O programa combinava visitas domiciliares de profissionais especializados com o acesso prioritário a serviços públicos, representando uma ponte entre os pobres e a rede de proteção social.
O segundo pilar consistia em fortalecer a qualidade dos programas existentes, com foco na inclusão de famílias no mercado de trabalho. Ao mesmo tempo, os beneficiários recebiam um plano de desenvolvimento familiar.
Avaliação e impactos
A avaliação publicada no The Economic Journal, em 2019, apontou aumento de cerca de 115% na taxa de adesão de adultos pobres a programas de inclusão no mercado de trabalho. Ainda assim, não houve sustentabilidade de renda.
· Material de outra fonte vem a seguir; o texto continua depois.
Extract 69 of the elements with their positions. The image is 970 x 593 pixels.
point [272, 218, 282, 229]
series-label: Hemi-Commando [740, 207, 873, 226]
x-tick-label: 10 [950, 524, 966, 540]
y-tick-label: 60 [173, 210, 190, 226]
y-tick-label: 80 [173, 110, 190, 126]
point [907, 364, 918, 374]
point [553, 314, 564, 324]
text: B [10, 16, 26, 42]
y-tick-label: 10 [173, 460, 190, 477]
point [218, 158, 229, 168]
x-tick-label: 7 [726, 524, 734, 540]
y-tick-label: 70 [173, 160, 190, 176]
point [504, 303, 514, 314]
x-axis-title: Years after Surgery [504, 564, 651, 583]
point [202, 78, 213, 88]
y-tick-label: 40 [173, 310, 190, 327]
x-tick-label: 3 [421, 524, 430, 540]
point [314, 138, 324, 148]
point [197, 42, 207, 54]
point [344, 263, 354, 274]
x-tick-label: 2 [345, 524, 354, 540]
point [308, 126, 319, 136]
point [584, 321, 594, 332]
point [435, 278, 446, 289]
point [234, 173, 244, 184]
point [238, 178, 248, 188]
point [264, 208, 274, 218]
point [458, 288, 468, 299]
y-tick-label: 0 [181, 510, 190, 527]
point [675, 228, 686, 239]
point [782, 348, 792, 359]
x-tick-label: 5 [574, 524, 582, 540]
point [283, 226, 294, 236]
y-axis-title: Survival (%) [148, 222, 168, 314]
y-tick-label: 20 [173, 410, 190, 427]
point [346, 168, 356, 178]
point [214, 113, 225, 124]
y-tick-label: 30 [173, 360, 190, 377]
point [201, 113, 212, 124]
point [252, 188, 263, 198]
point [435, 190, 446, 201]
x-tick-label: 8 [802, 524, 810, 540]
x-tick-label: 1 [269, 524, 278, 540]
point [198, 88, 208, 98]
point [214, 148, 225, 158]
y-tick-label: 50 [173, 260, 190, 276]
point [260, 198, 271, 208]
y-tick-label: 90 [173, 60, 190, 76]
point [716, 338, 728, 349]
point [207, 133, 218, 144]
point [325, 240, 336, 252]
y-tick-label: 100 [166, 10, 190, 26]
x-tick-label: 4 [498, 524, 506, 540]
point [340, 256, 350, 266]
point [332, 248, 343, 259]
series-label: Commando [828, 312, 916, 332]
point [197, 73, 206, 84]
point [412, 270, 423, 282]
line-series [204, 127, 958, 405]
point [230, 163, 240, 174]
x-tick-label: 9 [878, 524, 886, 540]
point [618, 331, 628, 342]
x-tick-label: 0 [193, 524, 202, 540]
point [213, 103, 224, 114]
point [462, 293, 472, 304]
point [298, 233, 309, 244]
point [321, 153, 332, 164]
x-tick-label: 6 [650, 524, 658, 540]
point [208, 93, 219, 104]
Embora tenha fomentado cursos e intermediação de mão de obra, o estudo não comprovou ganhos consistentes de renda ou emprego de curto ou longo prazo entre os participantes.
No Brasil, observa-se que programas como Bolsa Família e outros mecanismos de assistência existem, porém a curadoria de ofertas de qualificação e a mediação para acesso permanecem a desejar, segundo análises locais.
O Chile ensina a necessidade de agentes que vão até as famílias, orientam e conectam serviços com planos de desenvolvimento. A ideia é criar uma ponte efetiva para inclusão produtiva.
A partir desse aprendizado, ganha força a proposta de um programa dedicado a orientar e encaminhar famílias em situação de pobreza, com foco em empregabilidade e acompanhamento próximo. A ideia é nomear Oportunidade Família.